I've been digging through old PWI 500's of late. I'm sincerely dumbfounded that Dean Malenko was #1 in 1997. How in the blue hell did that happen? I thought PWI was supposed to be a mark magazine! :lol: Why all the hoopla over Malenko in 1997?  Dean looked like a glorified referee with some decent technical moves but they put him over Stone Cold and Kobashi! :wacko:

1997 was a weird year where there was no definitive #1 star in wrestling especially when you take kayfabe into account. Hogan was the top guy in WCW but barely active. Bret and Shawn were injured for large chunks of the year. Undertaker couldn't break away despite being WWF Champion, nor could Sid. Austin wasn't Austin yet. Plus the rise of the Internet was making a pure kayfabe magazine less and less viable, hence the addition of a Ratings Comparison column where they didn't quite destroy kayfabe but more or less legitimately analyzed the business aspects of the Monday Night Wars.
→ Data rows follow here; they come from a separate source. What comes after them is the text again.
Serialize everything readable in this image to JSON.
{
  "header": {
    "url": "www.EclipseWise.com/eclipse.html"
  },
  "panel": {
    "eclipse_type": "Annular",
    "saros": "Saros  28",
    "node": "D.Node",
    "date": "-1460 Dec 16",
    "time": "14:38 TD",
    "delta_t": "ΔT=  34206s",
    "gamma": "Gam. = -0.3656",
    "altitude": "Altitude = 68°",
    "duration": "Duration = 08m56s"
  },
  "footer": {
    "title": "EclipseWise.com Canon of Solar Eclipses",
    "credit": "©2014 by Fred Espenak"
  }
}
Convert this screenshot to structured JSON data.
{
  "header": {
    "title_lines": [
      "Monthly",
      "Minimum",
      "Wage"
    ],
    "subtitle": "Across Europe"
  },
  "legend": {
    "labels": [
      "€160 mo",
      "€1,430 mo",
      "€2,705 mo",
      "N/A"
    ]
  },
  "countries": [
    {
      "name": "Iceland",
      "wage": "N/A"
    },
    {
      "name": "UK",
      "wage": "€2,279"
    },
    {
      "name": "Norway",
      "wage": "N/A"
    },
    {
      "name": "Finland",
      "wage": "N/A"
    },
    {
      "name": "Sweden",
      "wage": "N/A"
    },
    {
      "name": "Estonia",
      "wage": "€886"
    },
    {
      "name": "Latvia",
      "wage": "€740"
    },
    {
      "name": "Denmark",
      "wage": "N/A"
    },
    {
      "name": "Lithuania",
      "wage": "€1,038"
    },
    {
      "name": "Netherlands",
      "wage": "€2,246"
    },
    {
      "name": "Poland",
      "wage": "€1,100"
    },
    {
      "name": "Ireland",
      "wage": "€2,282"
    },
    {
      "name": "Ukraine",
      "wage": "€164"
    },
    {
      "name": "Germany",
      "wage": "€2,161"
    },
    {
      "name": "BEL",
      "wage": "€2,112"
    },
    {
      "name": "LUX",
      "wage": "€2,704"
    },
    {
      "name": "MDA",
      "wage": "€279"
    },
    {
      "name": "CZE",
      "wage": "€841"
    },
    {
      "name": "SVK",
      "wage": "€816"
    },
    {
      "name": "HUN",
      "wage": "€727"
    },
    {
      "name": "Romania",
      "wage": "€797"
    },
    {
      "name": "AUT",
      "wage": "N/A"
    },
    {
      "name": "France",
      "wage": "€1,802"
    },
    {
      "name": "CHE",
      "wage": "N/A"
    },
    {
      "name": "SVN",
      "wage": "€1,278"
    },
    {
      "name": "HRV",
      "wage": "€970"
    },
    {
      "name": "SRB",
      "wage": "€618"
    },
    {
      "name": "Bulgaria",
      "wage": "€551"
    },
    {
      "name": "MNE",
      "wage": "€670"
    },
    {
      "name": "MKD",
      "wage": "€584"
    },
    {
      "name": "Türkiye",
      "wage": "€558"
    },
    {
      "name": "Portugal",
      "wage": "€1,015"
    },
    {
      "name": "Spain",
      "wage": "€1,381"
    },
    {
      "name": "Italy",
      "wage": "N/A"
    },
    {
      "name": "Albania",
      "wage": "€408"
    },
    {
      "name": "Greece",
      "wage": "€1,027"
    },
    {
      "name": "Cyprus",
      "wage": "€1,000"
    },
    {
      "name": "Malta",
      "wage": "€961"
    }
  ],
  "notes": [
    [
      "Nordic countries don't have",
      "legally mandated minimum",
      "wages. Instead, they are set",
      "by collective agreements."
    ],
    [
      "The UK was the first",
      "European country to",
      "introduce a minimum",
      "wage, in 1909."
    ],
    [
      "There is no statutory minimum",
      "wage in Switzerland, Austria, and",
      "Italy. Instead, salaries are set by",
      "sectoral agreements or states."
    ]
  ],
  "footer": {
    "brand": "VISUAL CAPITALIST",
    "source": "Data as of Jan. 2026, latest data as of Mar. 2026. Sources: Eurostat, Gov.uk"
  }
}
I can't remember where I read this, but I recently saw where one of the writers apparently said that they were seriously kicking around the idea of giving the #1 spot to Mitsuharu Misawa, but it was decided that in 1997 they couldn't sell a magazine with a Japan-based wrestler on the cover, so they went with another smark favorite in Malenko.

comment_6009105
4 minutes ago, pmo said:

It was pandering to smarts essentially as the magazine was trying straddle the Kayfabe line.  Just look at the list compared to 95 or 96.  Dean also had come off a big year in 96/97 getting 3 cruiserweight titles and the US title along with big feuds with Rey, Ultimo, syxx, and Eddie.   Other than the Jericho feud it was his peak.  He was the top American Cruiser, had an established “wrestler” gimmick, and working with those guys above was having a ton of great matches.  So while at time it was a bit odd and people saw through it as pandering, it also wasn’t totally nuts.  Tbh most IWC fans believed Benoit was better, but he buried in 97.

 

 

Let's be real: despite my rationalization, it was still pretty nuts. If Malenko and Benoit were the two best wrestlers then why weren't they World Champions, you know?